Un Consiglio comunale che inizia con una defezione nella maggioranza e senza un presidente, dopo che l’elezione è stata rinviata al 7 luglio, ha dato il via a un confronto politico acceso. La nuova consiliatura del sindaco di Lecco Filippo Boscagli si è aperta in un clima di forte tensione, amplificato non solo dalla calura estiva, ma anche dal tono dei dibattiti, che hanno subito rivelato le frizioni destinate a caratterizzare questo mandato.
La prima riunione ha segnato l’insediamento ufficiale dell’Amministrazione di centrodestra guidata da Boscagli, che ha visto la convalida dell’elezione del sindaco e dei consiglieri comunali, con l’arrivo di nuovi membri a Palazzo Bovara a seguito della formazione della Giunta.
La nuova Giunta, composta esclusivamente da politici eletti, è stata uno dei primi argomenti trattati. Il sindaco ha messo in evidenza come tutti gli assessori abbiano scelto di «metterci la faccia» alle elezioni, creando una squadra interamente politica e caratterizzata dalla presenza di molti volti nuovi, sia tra i sostenitori della maggioranza che tra le fila dell’opposizione.
Lecco, tensioni politiche in Consiglio comunale
Maria Sacchi, ex assessore ai Lavori pubblici e consigliera più votata del Partito Democratico, ha assunto il ruolo di presidente pro tempore. Con 369 preferenze personali, Sacchi ha portato il suo partito a ottenere 4.806 voti, pari al 22,04% dei consensi.
Ad aprire il dibattito è stato l’ex sindaco Mauro Gattinoni, che ha fatto un bilancio del suo mandato, ringraziando i lecchesi che lo hanno sostenuto e sottolineando gli investimenti effettuati, pari a 103 milioni di euro, senza aumentare il debito comunale. Ha esortato il nuovo sindaco a utilizzare le risorse economiche disponibili per realizzare la sua visione per la città.

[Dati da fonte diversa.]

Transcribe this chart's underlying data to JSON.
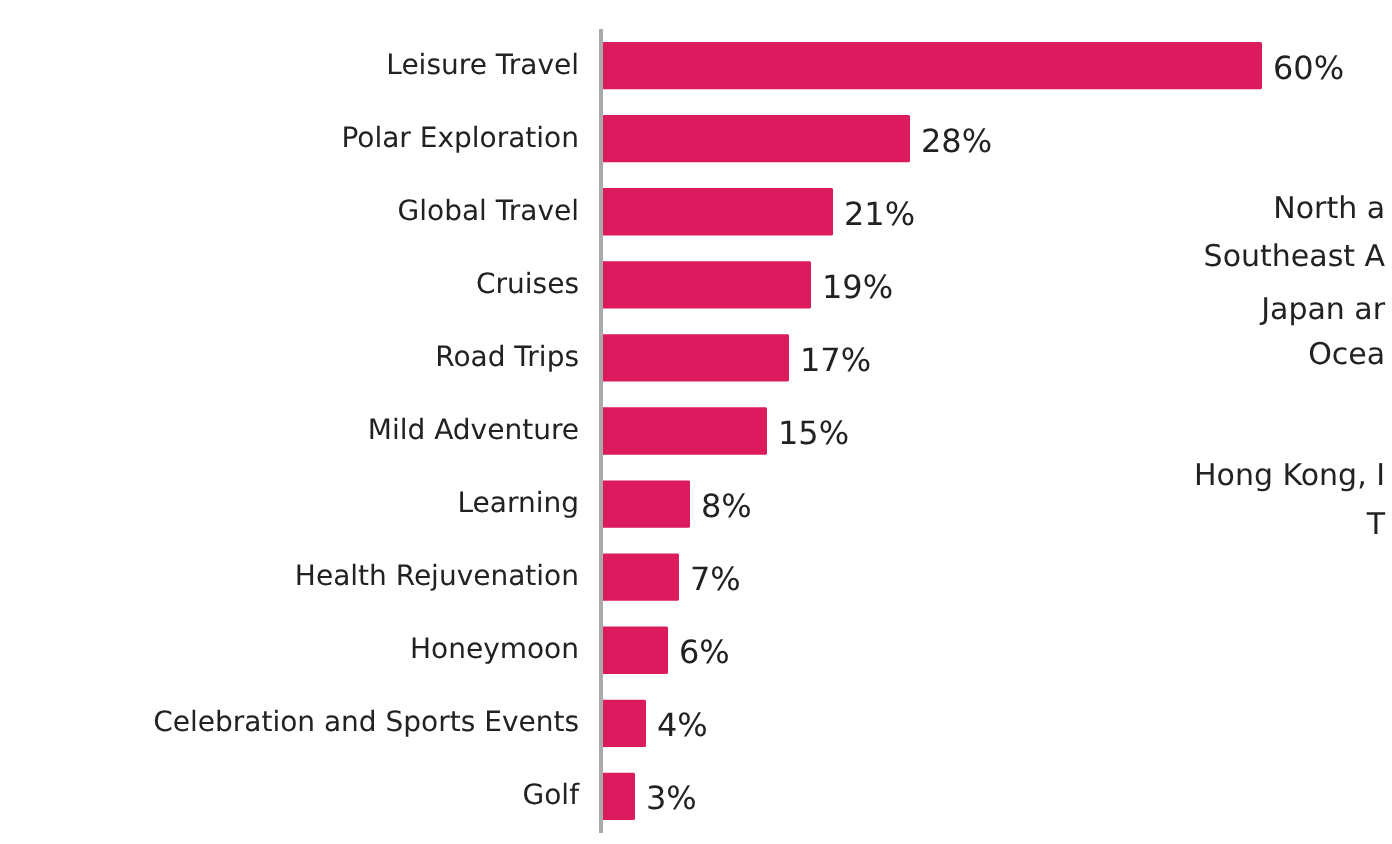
{
  "chart_data": {
    "type": "bar",
    "orientation": "horizontal",
    "categories": [
      "Leisure Travel",
      "Polar Exploration",
      "Global Travel",
      "Cruises",
      "Road Trips",
      "Mild Adventure",
      "Learning",
      "Health Rejuvenation",
      "Honeymoon",
      "Celebration and Sports Events",
      "Golf"
    ],
    "values": [
      60,
      28,
      21,
      19,
      17,
      15,
      8,
      7,
      6,
      4,
      3
    ],
    "value_labels": [
      "60%",
      "28%",
      "21%",
      "19%",
      "17%",
      "15%",
      "8%",
      "7%",
      "6%",
      "4%",
      "3%"
    ],
    "color": "#dc1a5e",
    "grid": false,
    "annotations": [
      "North a",
      "Southeast A",
      "Japan ar",
      "Ocea",
      "Hong Kong, I",
      "T"
    ]
  }
}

Gattinoni ha poi invitato la nuova amministrazione a chiarire la propria strategia per il futuro di Lecco, citando questioni importanti come il centro sportivo Bione e il potenziamento della stazione ferroviaria. Ha espresso preoccupazione per l’assetto politico attuale, richiamando le radici antifasciste della città e invitando il nuovo sindaco a rispettare tali valori.
Successivamente, Paolo Fiocchi, ex Fratelli d’Italia ora nel Gruppo Misto, ha giustificato la sua scelta politica e ha dichiarato la sua disponibilità a collaborare con la nuova maggioranza, ma senza risparmiare critiche se necessario.
Il consigliere Pietro Regazzoni ha sollevato dubbi sulla mancanza di un rappresentante dedicato alla sicurezza e ha criticato le promesse della nuova giunta riguardo ai parcheggi e alla viabilità. Ha anche fatto notare le prime defezioni nella maggioranza, suggerendo che le promesse di unità siano già venute meno.
Dario Romeo ha evidenziato il malcontento dei cittadini riguardo alla gestione dei cantieri e ha chiesto chiarezza sulle problematiche attuali. In risposta, Emanuele Manzoni ha difeso la programmazione della precedente giunta e ha interrogato il sindaco sul supporto ricevuto da esponenti di forze politiche con posizioni controverse.
Gerolamo Fazzini ha ribadito l’importanza di una visione politica chiara, contestata da Gianluca Bezzi di Fratelli d’Italia, che ha difeso il sindaco. Bezzi ha anche risposto a Gattinoni, sottolineando il valore del nuovo partito rispetto al mondo cattolico liberale.

Il sindaco Boscagli ha concluso il suo intervento sottolineando la necessità di un’amministrazione basata sull’ascolto e sulla collaborazione con i cittadini e le forze politiche. Ha esortato a considerare la sicurezza come un aspetto legato non solo al controllo del territorio, ma anche alla coesione sociale. La sua visione per i giovani e l’economia sociale è stata presentata come prioritaria per il futuro della città.

Il consiglio comunale di Lecco si appresta a vivere un inizio di mandato complesso, con dinamiche interne che promettono di essere osservate con attenzione da tutti i cittadini.